Dove c’è una vite da avvitare o svitare c’è bisogno dell’avvitatore a impulsi, uno strumento che semplifica e alleggerisce questa operazione che manuale sarebbe faticosa e perditempo. Invece, avvalendosi di un buon avvitatore a impulso, tutto fila liscio, anche in presenza di viti ostiche e ossidate e in men che non si dica il gioco è fatto in un lampo e senza sforzi sovrumani. Incredibile la potenza di questo piccolo utensile a forma di pistola che permette di lavorare con estrema facilità e maneggevolezza senza appesantire la mano e il polso, anche grazie alla sua leggerezza ed ergonomicità. La capacità di trattare viti e bulloni anche in condizioni di criticità e difficili da gestire fa sì che questi strumenti siano utilizzati in ambito lavorativo e professionale, soprattutto in carpenteria e nelle officine meccaniche dove servono per la messa a punto delle gomme di auto e motocicli.

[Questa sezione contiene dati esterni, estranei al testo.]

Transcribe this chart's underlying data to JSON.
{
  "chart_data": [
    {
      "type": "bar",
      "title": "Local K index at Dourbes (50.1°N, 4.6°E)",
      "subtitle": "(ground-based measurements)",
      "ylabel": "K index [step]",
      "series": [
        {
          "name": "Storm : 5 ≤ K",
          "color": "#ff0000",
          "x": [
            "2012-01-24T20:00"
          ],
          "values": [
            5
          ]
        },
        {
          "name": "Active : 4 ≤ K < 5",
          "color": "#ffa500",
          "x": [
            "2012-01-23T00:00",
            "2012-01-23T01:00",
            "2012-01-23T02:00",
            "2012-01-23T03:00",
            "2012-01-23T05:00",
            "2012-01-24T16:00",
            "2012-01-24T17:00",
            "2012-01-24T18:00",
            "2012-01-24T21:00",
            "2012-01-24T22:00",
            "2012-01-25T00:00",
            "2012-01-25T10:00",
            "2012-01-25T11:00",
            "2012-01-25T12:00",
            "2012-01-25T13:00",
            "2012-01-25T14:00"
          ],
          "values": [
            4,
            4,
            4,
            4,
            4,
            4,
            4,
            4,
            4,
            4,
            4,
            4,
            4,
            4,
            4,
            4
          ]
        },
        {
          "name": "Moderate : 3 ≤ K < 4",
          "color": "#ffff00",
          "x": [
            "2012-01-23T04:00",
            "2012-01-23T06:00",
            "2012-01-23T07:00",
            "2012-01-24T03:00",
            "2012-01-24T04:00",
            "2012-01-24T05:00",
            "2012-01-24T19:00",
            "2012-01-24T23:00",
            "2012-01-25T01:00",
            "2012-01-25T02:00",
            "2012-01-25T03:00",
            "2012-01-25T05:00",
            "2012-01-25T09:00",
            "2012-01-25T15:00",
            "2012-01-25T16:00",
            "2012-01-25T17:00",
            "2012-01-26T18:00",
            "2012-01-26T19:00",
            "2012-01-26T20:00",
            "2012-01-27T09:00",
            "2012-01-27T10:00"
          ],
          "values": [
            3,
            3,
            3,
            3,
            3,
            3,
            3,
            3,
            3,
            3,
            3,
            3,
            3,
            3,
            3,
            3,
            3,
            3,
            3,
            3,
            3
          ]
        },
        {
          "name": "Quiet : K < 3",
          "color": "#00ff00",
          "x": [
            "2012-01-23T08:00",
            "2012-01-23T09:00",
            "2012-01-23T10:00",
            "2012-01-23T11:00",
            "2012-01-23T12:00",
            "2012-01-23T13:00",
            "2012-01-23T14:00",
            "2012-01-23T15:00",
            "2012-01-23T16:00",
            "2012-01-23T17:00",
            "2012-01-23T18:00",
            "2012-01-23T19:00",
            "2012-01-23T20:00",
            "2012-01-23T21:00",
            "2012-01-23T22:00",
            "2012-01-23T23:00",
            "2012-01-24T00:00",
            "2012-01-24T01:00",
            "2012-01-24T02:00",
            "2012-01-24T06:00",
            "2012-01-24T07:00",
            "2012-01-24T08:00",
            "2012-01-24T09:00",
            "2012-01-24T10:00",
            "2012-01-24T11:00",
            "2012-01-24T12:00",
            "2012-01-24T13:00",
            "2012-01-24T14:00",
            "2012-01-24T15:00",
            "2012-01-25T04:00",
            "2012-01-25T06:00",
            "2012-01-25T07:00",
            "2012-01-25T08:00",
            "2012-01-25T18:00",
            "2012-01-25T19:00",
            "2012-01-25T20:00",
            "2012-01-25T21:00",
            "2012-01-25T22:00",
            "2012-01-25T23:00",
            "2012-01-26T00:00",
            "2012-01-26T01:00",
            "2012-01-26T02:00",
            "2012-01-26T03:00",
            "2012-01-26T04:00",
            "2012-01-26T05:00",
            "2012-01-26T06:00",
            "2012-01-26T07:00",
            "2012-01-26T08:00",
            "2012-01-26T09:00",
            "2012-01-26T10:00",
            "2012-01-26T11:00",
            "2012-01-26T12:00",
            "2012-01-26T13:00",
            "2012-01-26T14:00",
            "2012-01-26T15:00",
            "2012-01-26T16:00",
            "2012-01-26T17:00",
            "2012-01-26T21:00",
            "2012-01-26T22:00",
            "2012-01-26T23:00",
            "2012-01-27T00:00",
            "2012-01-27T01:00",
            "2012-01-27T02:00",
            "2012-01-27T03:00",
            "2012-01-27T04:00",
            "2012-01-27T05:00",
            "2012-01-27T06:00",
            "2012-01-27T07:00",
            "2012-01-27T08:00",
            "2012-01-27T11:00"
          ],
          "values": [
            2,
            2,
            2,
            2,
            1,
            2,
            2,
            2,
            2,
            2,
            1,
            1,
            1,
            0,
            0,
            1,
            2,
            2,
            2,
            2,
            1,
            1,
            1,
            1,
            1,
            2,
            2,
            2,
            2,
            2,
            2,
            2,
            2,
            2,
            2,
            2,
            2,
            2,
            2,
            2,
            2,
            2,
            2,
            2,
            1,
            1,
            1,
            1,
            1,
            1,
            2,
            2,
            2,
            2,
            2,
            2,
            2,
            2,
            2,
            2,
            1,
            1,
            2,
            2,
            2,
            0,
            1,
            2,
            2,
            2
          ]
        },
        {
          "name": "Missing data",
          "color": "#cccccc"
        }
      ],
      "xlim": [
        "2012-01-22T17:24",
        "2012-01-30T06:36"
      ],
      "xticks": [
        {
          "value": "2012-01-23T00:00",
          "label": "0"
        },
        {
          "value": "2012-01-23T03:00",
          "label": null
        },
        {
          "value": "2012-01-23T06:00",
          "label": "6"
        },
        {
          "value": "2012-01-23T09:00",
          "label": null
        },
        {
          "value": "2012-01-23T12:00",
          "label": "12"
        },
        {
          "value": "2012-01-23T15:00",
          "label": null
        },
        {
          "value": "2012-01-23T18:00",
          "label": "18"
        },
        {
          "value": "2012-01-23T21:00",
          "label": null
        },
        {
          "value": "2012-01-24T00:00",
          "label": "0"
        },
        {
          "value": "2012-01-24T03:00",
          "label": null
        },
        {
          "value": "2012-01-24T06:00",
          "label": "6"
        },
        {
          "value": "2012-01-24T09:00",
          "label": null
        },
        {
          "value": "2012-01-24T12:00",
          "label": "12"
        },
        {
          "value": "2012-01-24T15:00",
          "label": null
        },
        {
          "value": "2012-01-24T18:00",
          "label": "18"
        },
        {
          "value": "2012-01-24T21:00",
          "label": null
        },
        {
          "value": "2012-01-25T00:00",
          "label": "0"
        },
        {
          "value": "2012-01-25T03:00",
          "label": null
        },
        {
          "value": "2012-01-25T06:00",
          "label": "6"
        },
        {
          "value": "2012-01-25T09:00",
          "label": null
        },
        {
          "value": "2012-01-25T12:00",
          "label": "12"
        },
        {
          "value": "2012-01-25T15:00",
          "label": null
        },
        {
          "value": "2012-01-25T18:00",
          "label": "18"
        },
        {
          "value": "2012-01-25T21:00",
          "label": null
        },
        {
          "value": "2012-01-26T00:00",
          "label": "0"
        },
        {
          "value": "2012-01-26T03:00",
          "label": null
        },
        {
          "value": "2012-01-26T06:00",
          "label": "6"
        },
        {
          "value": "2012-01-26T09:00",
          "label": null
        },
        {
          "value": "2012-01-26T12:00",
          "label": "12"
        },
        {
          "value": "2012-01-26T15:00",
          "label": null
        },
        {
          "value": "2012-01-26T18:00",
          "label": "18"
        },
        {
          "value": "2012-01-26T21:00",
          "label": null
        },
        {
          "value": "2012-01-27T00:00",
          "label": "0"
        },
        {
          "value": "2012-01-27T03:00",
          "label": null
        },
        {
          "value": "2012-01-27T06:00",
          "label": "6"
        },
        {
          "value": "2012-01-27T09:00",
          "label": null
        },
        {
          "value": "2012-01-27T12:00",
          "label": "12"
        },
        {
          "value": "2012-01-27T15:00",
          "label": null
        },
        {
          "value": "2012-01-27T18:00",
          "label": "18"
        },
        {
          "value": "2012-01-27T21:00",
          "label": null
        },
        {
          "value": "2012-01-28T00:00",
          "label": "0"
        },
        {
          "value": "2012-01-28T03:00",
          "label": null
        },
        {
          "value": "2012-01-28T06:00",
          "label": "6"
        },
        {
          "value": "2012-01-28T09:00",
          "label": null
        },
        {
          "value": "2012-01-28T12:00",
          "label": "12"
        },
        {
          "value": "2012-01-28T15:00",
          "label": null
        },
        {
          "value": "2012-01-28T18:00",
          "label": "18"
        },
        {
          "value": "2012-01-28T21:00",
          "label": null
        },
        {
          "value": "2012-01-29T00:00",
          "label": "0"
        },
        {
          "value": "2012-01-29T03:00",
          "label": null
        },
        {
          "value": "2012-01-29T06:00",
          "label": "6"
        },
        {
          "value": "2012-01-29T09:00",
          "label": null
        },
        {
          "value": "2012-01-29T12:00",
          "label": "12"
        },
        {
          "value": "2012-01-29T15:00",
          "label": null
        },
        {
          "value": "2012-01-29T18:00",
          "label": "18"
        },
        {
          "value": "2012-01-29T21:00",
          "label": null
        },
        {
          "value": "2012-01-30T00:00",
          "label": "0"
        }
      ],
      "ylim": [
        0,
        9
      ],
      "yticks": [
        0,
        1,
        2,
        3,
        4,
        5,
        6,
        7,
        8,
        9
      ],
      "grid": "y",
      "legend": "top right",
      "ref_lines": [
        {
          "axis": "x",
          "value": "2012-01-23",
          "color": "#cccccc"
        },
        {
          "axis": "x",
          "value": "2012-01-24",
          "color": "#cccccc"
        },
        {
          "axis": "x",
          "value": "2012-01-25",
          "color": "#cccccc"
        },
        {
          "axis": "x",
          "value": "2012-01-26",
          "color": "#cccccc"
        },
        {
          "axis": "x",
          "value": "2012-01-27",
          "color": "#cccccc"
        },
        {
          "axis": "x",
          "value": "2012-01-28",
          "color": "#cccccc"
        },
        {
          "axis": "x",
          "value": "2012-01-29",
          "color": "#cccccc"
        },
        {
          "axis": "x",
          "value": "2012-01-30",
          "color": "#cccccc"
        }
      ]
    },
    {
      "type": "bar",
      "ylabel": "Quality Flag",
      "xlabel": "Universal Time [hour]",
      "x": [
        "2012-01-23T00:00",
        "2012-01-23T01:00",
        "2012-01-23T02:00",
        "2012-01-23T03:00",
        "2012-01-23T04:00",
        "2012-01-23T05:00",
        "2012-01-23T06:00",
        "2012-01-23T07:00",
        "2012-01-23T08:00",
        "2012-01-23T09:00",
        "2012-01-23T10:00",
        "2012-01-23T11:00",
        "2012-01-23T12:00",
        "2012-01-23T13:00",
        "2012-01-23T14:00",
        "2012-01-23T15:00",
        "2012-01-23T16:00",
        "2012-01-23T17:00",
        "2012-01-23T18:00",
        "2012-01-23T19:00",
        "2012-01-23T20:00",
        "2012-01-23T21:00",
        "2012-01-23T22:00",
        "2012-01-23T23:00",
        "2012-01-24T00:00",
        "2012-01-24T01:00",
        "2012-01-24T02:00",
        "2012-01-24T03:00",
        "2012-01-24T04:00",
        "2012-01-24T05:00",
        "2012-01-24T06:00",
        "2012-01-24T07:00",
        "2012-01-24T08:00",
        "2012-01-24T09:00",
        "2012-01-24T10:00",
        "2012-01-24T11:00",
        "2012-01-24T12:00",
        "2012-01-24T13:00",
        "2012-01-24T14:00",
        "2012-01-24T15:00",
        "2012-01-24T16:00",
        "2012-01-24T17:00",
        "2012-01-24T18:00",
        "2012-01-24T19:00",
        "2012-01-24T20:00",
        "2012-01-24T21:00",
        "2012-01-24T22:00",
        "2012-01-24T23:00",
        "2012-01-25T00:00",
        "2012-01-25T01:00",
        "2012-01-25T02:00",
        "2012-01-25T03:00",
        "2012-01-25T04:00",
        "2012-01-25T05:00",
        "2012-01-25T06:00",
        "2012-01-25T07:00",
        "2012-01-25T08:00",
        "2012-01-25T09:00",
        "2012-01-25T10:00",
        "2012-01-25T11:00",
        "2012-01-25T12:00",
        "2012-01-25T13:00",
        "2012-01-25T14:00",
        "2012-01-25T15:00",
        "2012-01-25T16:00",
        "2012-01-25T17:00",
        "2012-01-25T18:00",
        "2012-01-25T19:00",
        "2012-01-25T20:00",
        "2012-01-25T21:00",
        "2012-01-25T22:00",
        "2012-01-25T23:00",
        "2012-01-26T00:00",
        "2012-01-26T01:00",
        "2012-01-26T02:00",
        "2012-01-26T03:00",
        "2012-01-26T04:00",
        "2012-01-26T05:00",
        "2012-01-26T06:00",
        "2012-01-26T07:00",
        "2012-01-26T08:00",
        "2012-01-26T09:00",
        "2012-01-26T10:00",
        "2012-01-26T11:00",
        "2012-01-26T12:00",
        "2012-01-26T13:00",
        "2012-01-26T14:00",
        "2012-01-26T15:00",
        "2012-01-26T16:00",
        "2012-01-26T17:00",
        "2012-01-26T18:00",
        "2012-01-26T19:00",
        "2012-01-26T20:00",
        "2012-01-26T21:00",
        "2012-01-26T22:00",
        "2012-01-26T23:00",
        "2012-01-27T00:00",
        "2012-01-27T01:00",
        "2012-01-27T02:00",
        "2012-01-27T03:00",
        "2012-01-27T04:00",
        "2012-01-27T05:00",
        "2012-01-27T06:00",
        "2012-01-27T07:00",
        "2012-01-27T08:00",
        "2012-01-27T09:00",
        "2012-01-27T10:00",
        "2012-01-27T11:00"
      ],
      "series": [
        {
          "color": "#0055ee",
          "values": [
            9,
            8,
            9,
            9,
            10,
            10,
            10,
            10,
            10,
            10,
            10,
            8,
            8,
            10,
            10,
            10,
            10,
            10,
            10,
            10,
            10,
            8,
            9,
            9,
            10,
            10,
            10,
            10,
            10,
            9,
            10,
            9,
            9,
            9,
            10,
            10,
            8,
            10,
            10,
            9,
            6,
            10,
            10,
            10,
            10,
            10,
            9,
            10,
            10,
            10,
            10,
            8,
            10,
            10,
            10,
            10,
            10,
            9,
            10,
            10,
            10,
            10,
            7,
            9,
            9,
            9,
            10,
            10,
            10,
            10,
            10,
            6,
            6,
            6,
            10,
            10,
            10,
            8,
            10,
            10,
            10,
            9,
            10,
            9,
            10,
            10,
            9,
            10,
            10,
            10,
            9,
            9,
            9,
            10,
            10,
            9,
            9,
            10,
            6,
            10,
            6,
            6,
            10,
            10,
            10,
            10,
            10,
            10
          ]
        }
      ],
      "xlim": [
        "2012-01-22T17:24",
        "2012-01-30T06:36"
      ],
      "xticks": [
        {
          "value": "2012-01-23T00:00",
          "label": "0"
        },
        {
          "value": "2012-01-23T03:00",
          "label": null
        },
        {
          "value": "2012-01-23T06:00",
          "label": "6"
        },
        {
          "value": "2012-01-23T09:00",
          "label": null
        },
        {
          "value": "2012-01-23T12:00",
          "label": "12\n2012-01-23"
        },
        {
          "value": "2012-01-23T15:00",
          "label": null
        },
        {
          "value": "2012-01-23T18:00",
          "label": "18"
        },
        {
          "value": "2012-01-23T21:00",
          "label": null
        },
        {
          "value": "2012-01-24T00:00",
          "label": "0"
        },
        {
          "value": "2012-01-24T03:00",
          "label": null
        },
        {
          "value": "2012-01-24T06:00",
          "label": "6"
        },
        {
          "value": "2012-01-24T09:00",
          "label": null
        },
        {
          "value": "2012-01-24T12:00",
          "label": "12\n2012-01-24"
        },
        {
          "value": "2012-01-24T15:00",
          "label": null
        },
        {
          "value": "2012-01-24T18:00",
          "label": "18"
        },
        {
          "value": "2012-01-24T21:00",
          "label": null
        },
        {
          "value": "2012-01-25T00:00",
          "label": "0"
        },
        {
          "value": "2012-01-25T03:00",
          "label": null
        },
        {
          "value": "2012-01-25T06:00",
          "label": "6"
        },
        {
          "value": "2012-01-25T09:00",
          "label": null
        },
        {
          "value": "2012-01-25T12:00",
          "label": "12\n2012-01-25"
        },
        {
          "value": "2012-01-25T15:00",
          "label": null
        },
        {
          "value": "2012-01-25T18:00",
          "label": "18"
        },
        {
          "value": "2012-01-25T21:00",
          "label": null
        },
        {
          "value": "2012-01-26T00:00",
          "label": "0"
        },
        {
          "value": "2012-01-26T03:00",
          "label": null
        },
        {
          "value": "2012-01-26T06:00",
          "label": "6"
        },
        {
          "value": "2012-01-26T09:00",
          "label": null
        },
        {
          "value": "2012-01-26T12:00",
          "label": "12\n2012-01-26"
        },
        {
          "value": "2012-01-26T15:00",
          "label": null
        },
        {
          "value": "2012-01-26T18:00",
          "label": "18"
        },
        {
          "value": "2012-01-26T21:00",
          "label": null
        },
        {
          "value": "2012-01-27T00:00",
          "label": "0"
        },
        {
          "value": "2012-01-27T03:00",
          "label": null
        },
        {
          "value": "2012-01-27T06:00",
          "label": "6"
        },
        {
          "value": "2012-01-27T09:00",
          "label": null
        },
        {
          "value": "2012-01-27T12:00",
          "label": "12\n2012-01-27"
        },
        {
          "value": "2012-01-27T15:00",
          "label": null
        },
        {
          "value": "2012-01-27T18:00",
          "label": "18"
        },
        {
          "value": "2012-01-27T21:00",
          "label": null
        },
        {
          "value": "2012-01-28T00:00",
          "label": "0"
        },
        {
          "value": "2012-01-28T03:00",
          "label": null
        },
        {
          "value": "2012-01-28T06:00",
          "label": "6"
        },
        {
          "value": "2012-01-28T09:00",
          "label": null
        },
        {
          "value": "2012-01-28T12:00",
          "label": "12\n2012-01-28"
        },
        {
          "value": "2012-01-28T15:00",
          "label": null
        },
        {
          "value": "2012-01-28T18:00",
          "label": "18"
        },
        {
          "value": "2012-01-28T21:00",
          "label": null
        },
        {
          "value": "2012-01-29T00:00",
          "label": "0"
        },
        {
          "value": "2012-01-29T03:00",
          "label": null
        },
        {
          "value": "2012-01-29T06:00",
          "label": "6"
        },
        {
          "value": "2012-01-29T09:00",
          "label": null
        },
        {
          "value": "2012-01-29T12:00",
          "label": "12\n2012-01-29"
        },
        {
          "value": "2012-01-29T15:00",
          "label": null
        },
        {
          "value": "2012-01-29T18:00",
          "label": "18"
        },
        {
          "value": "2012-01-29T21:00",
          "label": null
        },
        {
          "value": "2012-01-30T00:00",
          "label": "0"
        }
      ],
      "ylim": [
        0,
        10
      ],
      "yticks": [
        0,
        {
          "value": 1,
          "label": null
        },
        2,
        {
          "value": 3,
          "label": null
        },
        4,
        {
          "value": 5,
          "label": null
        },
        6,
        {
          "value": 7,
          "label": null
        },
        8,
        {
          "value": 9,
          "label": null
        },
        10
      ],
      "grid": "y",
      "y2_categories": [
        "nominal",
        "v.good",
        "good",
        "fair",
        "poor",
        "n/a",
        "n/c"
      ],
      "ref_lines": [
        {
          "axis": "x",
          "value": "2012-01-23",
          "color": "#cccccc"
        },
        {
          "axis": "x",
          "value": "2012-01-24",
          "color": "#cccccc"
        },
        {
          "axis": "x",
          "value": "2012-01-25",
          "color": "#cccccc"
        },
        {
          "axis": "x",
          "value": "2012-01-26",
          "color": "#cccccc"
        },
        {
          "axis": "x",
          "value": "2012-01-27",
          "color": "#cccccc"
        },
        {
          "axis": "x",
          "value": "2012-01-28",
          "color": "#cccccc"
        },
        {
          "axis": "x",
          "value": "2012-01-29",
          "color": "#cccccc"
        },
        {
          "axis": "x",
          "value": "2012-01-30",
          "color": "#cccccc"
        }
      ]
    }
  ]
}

Se alimentati a batteria, gli avvitatori a impulsi necessitano di carica per funzionare, di solito le batterie sono fornito in coppia nel kit d’acquisto e richiedono in media dai 30 ai 45 minuti per completare il ciclo. Oltre ad essere pratici e funzionali, questo tipo di avvitatori si distinguono per dei sistemi di sicurezza basati sulla presenza di una ventola che si attiva ogni qual volta l’arnese è sotto stress o si surriscalda. Qualora dovessero insorgere guasti o anomalie nel funzionamento si attiva in automatico un altro sensore di sicurezza che blocca lo strumento per evitare il superamento della soglia di resistenza.

Trattandosi di un dispositivo preposto al trattamento di viti e bulloni con alte coppie di serraggio, l’avvitatore a impulsi trova collocazione anche nei cantieri edilizi dove viene utilizzato principalmente per montare e smontare impalcature e per altre necessità, ma il suo uso è diffuso anche nelle falegnamerie e nei mobilifici per l’assemblaggio dei pezzi dei vari complementi d’arredo. Essendo un utensile impiegato largamente ad uso professionale, anche i costi si adeguano al tipo di impiego. Si parte da avvitatori a impulsi ad uso hobbistico in vendita sotto i 100 euro, mentre un arnese destinato ad usi lavorativi e imprenditoriali può superare anche i 500 euro.